All 50 states saw increases in the distribution of hydrocodone between 2001 and 2005. But the trend was particularly significant in the South, where all of the top 10 states in terms of increased distribution are located, the DEA says. Four of the top five — Tennessee, West Virginia, Kentucky and Alabama — include parts of Appalachia.
Authorities say hydrocodone is so popular in this region partly because it's easy to acquire. Street drugs like heroin are harder to come by in sparsely populated rural areas. Prescription painkillers can be found at every pharmacy and pain clinic, as well as ordered over the Internet.
"When I started in this field, the primary client was involved with alcohol," says David Bailey, a community resource specialist with the West Virginia Prevention Resource Center.
"I wish it were still alcohol.
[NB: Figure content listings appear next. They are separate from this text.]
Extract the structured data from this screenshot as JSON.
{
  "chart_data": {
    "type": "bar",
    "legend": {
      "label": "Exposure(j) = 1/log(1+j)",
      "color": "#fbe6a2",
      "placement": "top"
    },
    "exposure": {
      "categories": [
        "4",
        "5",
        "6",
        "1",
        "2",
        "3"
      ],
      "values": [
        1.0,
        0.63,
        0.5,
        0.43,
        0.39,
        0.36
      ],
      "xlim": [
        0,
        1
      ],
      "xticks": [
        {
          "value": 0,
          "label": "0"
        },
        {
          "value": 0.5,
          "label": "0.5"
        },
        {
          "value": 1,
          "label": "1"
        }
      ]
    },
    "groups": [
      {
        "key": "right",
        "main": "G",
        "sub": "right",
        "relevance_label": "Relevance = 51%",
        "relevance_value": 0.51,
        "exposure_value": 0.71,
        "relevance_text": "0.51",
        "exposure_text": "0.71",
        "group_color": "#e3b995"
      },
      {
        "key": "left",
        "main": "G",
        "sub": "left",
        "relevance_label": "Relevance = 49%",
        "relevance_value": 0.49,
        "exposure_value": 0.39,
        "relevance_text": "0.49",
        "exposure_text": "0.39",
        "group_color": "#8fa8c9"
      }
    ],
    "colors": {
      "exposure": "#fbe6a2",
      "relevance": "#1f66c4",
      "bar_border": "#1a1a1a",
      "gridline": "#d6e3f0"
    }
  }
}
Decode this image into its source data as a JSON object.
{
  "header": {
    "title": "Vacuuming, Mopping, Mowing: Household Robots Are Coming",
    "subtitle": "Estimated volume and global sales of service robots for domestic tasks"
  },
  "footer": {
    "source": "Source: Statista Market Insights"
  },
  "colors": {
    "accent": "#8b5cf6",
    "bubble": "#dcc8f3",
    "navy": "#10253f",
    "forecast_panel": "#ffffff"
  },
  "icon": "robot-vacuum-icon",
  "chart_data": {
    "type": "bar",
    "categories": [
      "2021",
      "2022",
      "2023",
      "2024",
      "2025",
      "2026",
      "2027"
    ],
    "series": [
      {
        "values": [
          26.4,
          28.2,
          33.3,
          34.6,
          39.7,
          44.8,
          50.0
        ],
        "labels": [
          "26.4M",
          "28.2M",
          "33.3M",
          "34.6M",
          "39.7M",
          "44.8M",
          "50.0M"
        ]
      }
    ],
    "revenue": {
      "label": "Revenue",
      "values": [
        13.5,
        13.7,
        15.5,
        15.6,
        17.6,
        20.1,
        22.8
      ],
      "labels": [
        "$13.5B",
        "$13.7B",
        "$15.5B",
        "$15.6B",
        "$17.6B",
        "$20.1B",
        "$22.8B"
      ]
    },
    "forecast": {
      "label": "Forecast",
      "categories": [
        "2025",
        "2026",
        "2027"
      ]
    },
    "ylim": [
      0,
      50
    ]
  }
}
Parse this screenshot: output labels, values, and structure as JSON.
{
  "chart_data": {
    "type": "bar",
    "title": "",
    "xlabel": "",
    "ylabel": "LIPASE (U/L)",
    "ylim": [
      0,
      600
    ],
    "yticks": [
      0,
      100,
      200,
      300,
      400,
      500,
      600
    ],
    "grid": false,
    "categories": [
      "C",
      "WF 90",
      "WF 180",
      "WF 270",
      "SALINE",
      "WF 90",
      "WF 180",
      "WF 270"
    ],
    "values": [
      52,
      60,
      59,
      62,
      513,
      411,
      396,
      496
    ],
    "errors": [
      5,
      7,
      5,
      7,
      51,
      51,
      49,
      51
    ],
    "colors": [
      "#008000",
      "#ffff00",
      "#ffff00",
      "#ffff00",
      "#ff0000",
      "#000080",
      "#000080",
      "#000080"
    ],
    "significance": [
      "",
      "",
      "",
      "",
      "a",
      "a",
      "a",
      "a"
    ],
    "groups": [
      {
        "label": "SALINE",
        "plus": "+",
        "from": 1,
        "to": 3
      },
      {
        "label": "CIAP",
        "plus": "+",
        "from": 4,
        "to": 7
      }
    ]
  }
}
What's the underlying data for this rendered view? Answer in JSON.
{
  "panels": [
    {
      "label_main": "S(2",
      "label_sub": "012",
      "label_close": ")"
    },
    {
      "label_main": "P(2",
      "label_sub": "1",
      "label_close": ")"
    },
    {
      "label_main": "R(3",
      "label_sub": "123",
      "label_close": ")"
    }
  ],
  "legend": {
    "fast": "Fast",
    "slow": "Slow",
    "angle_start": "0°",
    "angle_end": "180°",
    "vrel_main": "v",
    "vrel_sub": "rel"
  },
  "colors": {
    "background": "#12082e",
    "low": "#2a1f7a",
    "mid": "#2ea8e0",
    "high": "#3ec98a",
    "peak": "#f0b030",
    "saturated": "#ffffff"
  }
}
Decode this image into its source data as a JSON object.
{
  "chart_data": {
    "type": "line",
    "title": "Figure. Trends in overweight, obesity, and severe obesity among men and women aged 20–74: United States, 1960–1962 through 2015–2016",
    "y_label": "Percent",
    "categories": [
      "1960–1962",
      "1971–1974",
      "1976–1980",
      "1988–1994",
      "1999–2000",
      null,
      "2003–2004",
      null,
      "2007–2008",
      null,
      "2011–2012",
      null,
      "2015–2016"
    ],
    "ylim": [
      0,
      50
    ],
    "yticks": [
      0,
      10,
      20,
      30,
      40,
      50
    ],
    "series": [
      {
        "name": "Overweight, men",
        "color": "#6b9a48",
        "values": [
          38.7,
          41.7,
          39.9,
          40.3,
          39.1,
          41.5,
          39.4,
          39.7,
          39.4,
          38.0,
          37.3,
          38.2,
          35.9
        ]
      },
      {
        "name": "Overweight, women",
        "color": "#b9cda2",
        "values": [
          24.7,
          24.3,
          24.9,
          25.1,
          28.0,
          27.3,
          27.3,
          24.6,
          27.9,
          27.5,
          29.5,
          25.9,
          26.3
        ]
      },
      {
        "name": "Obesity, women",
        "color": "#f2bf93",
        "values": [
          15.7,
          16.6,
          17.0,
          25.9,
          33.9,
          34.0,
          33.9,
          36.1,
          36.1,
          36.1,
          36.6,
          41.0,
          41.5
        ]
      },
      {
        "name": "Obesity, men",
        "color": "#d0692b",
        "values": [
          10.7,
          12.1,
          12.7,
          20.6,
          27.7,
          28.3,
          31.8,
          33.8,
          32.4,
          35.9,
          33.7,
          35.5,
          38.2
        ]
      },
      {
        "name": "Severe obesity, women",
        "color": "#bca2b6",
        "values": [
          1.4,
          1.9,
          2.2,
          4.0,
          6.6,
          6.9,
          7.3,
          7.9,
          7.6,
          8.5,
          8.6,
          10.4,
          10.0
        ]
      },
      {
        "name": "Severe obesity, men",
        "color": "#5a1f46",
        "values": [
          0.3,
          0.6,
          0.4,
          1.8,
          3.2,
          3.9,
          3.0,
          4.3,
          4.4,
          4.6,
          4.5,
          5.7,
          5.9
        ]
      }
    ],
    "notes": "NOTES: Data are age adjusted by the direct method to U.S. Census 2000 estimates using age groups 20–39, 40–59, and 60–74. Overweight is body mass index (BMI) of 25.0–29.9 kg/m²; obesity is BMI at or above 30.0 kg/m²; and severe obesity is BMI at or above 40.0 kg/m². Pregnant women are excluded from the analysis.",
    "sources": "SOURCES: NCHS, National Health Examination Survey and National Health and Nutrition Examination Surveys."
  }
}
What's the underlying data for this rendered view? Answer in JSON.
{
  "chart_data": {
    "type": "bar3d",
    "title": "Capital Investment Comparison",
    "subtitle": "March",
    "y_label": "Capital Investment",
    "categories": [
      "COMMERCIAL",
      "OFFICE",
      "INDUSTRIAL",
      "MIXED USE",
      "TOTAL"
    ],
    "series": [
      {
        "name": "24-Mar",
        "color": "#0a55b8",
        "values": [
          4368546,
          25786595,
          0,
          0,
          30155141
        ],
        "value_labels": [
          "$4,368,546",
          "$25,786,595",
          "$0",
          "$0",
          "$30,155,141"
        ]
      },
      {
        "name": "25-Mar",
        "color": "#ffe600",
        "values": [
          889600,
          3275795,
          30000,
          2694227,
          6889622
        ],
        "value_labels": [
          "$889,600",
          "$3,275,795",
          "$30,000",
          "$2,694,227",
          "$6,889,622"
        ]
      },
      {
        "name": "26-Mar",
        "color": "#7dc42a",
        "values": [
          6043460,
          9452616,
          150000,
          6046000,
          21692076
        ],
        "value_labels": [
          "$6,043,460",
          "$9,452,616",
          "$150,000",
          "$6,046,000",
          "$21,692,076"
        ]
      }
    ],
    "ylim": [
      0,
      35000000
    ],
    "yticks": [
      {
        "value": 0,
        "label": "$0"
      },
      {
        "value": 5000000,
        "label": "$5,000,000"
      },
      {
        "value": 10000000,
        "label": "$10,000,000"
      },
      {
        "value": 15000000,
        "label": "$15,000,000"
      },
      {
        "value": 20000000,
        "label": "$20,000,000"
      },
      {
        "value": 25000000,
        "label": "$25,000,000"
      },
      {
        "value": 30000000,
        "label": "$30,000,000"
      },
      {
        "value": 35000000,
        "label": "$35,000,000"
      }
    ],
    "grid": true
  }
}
Not that that's not a very dangerous drug, but the addiction (to painkillers) seems to be much more intense, much more severe within a shorter period of time."
It is a mistake to focus on a single drug, said Dr. Peter Cohen, medical director of the Maryland Alcohol and Drug Abuse Administration. He pointed out that while hydrocodone abuse has grown slightly in Maryland since 2002, it is still far less commonly abused than street drugs like heroin.
From 2005 to 2006, the number of people admitted to Maryland drug rehabilitation programs with hydrocodone addictions grew from 284 to 596, according to figures from the drug abuse administration. But the number of heroin addicts admitted to treatment in the same period stayed at nearly 16,000.
The problem is not hydrocodone or even opiates per se, Cohen said, but addiction itself.
"If you're an opiate addict, you're going to find something, based on what's available and what you prefer," he said.
The DEA is considering moving drugs containing hydrocodone from being classified as so-called Schedule III drugs to being Schedule II drugs. The reclassification would mean it would be harder to obtain refills. Doctors and pharmacies would also have to keep more stringent records about how many prescriptions are written and filled.
Dotson has been off drugs since a religious experience in 2001. He got a job and is a board member of Strong Through Our Plan, a local anti-drug group.
He is determined to stay off drugs, and recently chose to pull out his own tooth with pliers to avoid the temptation of receiving a prescription for a hydrocodone-based painkiller after the extraction.
On a recent day, Dotson pointed out the spot under the bridge where he lived and pointed to the spot in the Guyandotte River where he was baptized after getting clean. Not all of his friends were so lucky, he said.
"You've got three choices," he said. "You either die, go to prison or get saved. Mostly, people around here are dying."